In [13]:
#Table of Contents
# 1. Prepare Problem
# a) Load libraries
# b) Load dataset
# 2. Summarize Data
# a) Descriptive statistics
# b) Data visualizations
# 3. Prepare Data
# a) Data Cleaning
# b) Feature Selection
# c) Data Transforms
# 4. Evaluate Algorithms
# a) Split-out validation dataset
# b) Test options and evaluation metric
# c) Spot Check Algorithms
# d) Compare Algorithms
# 5. Improve Accuracy
# a) Algorithm Tuning
# b) Ensembles
# 6. Finalize Model
# a) Predictions on validation dataset
# b) Create standalone model on entire training dataset
# c) Save model for later use
The dataset: https://archive.ics.uci.edu/ml/datasets/Connectionist+Bench+(Sonar,+Mines+vs.+Rocks)
Problem: to predict metal or rock objects from sonar return data. Each pattern is a set of 60 numbers in the range 0.0 to 1.0. Each number represents the energy within a particular frequency band, integrated over a certain period of time. The label associated with each record contains the letter R if the object is a rock and M if it is a mine (metal cylinder). The numbers in the labels are in increasing order of aspect angle, but they do not encode the angle directly.
In [3]:
# Load libraries
import numpy
from matplotlib import pyplot
from pandas import read_csv
from pandas import set_option
from pandas.tools.plotting import scatter_matrix
from sklearn.preprocessing import StandardScaler
from sklearn.model_selection import train_test_split
from sklearn.model_selection import KFold
from sklearn.model_selection import cross_val_score
from sklearn.model_selection import GridSearchCV
from sklearn.metrics import classification_report
from sklearn.metrics import confusion_matrix
from sklearn.metrics import accuracy_score
from sklearn.pipeline import Pipeline
from sklearn.linear_model import LogisticRegression
from sklearn.tree import DecisionTreeClassifier
from sklearn.neighbors import KNeighborsClassifier
from sklearn.discriminant_analysis import LinearDiscriminantAnalysis
from sklearn.naive_bayes import GaussianNB
from sklearn.svm import SVC
from sklearn.ensemble import AdaBoostClassifier
from sklearn.ensemble import GradientBoostingClassifier
from sklearn.ensemble import RandomForestClassifier
from sklearn.ensemble import ExtraTreesClassifier
In [4]:
# Load dataset
url = 'https://archive.ics.uci.edu/ml/machine-learning-databases/undocumented/connectionist-bench/sonar/sonar.all-data'
dataset = read_csv(url, header=None)
In [5]:
# Summarize Data
# Descriptive statistics
# shape
# confirming the dimensions of the dataset (number of rows and columns)
print(dataset.shape)
In [7]:
# types
print(dataset.dtypes)
We can see that all of the attributes are numeric (float) and that the class value has been read in as an object.
In [8]:
# head
# Let’s now take a peek at the first 20 rows of the data
print(dataset.head(20))
This does not show all of the columns, but we can see all of the data has the same scale. We can also see that the class attribute (60) has string values.
In [11]:
# descriptions, change precision to 3 places
# Let’s summarize the distribution of each attribute.

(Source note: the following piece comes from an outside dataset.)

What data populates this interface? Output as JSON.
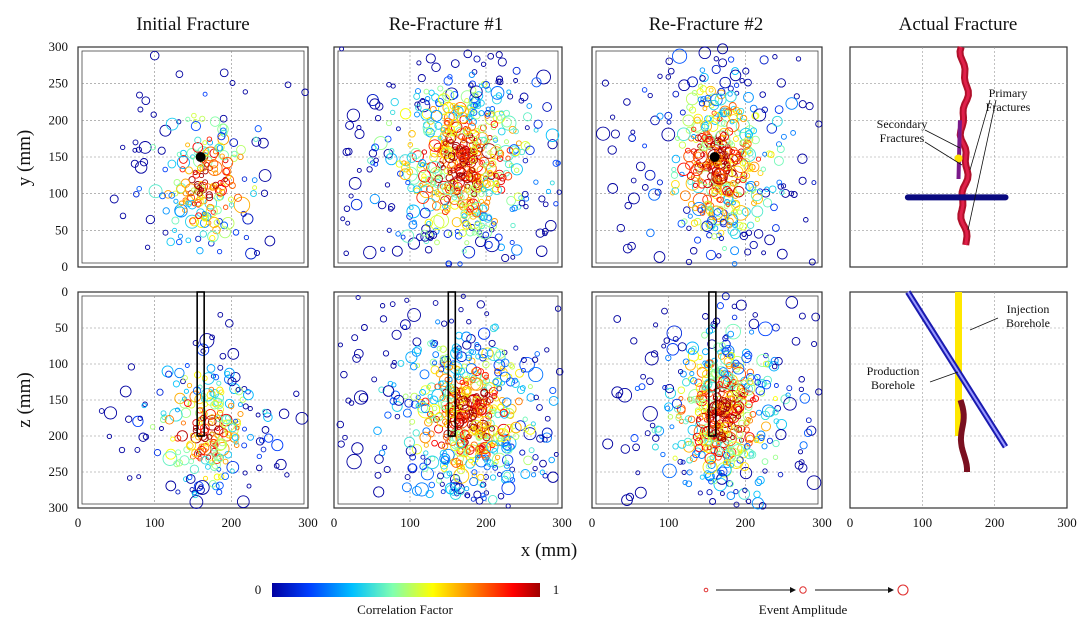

# Print the statistical descriptions of the dataset
set_option('precision', 3)
print(dataset.describe())
Again, as we expect, the data has the same range, but interestingly differing mean values. There may be some benefit from standardizing the data.
In [12]:
# class distribution
# Let’s take a quick look at the breakdown of class values.
print(dataset.groupby(60).size())
We can see that the classes are reasonably balanced between M (mines) and R (rocks).
In [15]:
dataset.hist(sharex=False, sharey=False, xlabelsize=1, ylabelsize=1)
pyplot.show()
We can see that there are a lot of Gaussian-like distributions and perhaps some exponentiallike distributions for other attributes.
Let’s take a look at the same perspective of the data using density plots.
In [20]:
# density
dataset.plot(kind='density', subplots=True, layout=(8,8), sharex=False, legend=False)
pyplot.show()
This is useful, you can see that many of the attributes have a skewed distribution. A power transform like a Box-Cox transform that can correct for the skew in distributions might be useful.
In [27]:
# correlation matrix
fig = pyplot.figure()
ax = fig.add_subplot(111)
cax = ax.matshow(dataset.corr(), vmin=-1, vmax=1, interpolation='none')
fig.colorbar(cax)
pyplot.show()
It looks like there is also some structure in the order of the attributes. The red around the diagonal suggests that attributes that are next to each other are generally more correlated with each other. The blue patches also suggest some moderate negative correlation the further attributes are away from each other in the ordering. This makes sense if the order of the attributes refers to the angle of sensors for the sonar chirp.